Mit dem Repertoireschwerpunkt auf Barockmusik ist Maurice Steger ein gefragter Solist bei den tonangebenden Originalklang-Ensembles wie der Akademie für Alte Musik Berlin, Venice Baroque Orchestra, The English Concert, Accademia Bizantina, Europa Galante oder I Barocchisti. Eine rege Konzerttätigkeit führt ihn auch mit modernen Partnern wie dem Zürcher Kammerorchester und dem Musikkollegium Winterthur, den Berliner Barock Solisten (Berliner Philharmoniker), den Violons du Roy aus Kanada, dem Brandenburgischen Staatsorchester Frankfurt, dem Staatsorchester Braunschweig, der NDR Radiophilharmonie und dem hr-Sinfonieorchester Frankfurt, sowie dem Taipei und Malaysia Symphony Orchestra zusammen. Als Blockflötist oder Dirigent konzertiert er regelmäßig mit Künstlern wie Cecilia Bartoli, Hilary Hahn, Andreas Scholl, Bernard Labadie, Sandrine Piau, Diego Fasolis, Sol Gabetta oder Nuria Rial.

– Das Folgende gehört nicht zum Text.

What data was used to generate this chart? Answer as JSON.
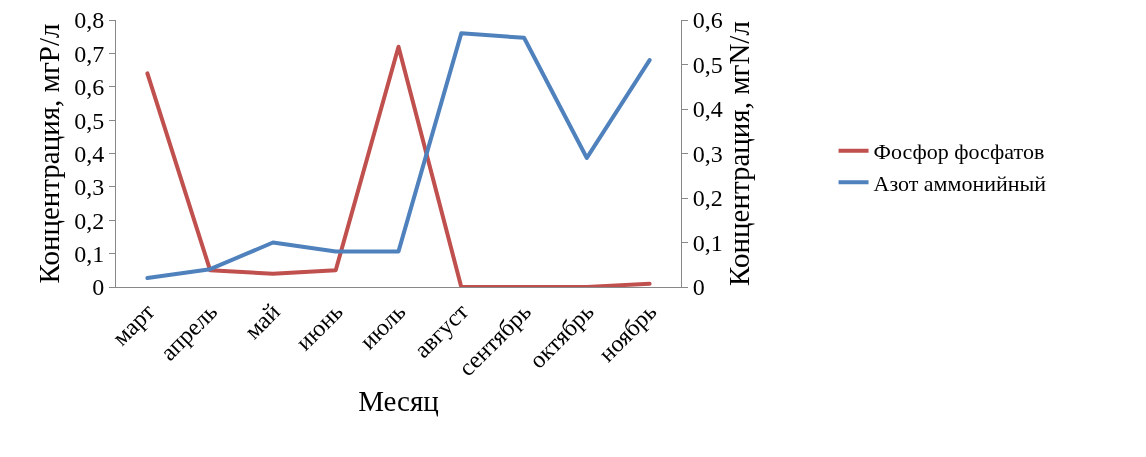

Im kammermusikalischen Teamwork bespielt Maurice Steger mit Kollegen wie Hille Perl, Lee Santana, Naoki Kitaya, Mauro Valli, Dorothee Oberlinger, Sebastian Wienand und vielen anderen immer wieder neues Repertoire aus vergangenen Zeiten und beschäftigt sich auch mit aktuellen Konzertformen, mit Alter wie zeitgenössischer Musik. So konzertierte Maurice Steger als erster westlicher Flötist mit dem traditionellen Taipei Chinese Orchestra und ‚Flying Songs‛ während einer Asien-Tournee in 2014. Um auch die Jüngsten zu einem spielerischen Einstieg in die klassische Musik einzuladen, konzipierte er die Figur des ‚Tino Flautino‛ und spielte als solcher hunderte von Kinderkonzerten. Sein neustes Musikmärchen ist ‚Pinocchio und der Flötenspieler’.

Maurice Steger erobert sein Publikum immer wieder auch mit seinen besonderen thematischen Programmen, wie bspw. ‚Mr. Corelli in London’, ‚Una Follia di Napoli’ oder ‚Vivaldi: Concerti per flauto’. Die Programme werden in verschiedenen Ausführungen gespielt, ob in Sinfoniekonzerten, als Rezitale oder in Konzerten mit Period-Ensembles, in vielen europäischen Ländern, in Amerika, Afrika und in Asien. Alle drei Projekte erschienen bei harmonia mundi auf CD, wobei ‚Vivaldi: Concerti per flauto’ seine neuste Veröffentlichung ist.

Unter Maurice Stegers CD-Einspielungen ragen aber auch die Flötenquartette von Telemann (Deutsche Grammophon/Archiv), das Album ‚Venezia 1625’, die Blockflötenwerke von Telemann (harmonia mundi) oder seine Kinderproduktionen heraus.

Der passionierte Musiker leitet jährlich mehrere Meisterklassen, ist seit 2013 Direktor der Gstaad Baroque Academy und freut sich dabei über das Heranwachsen einer neuen Generation von musizierender Jugend der Extraklasse.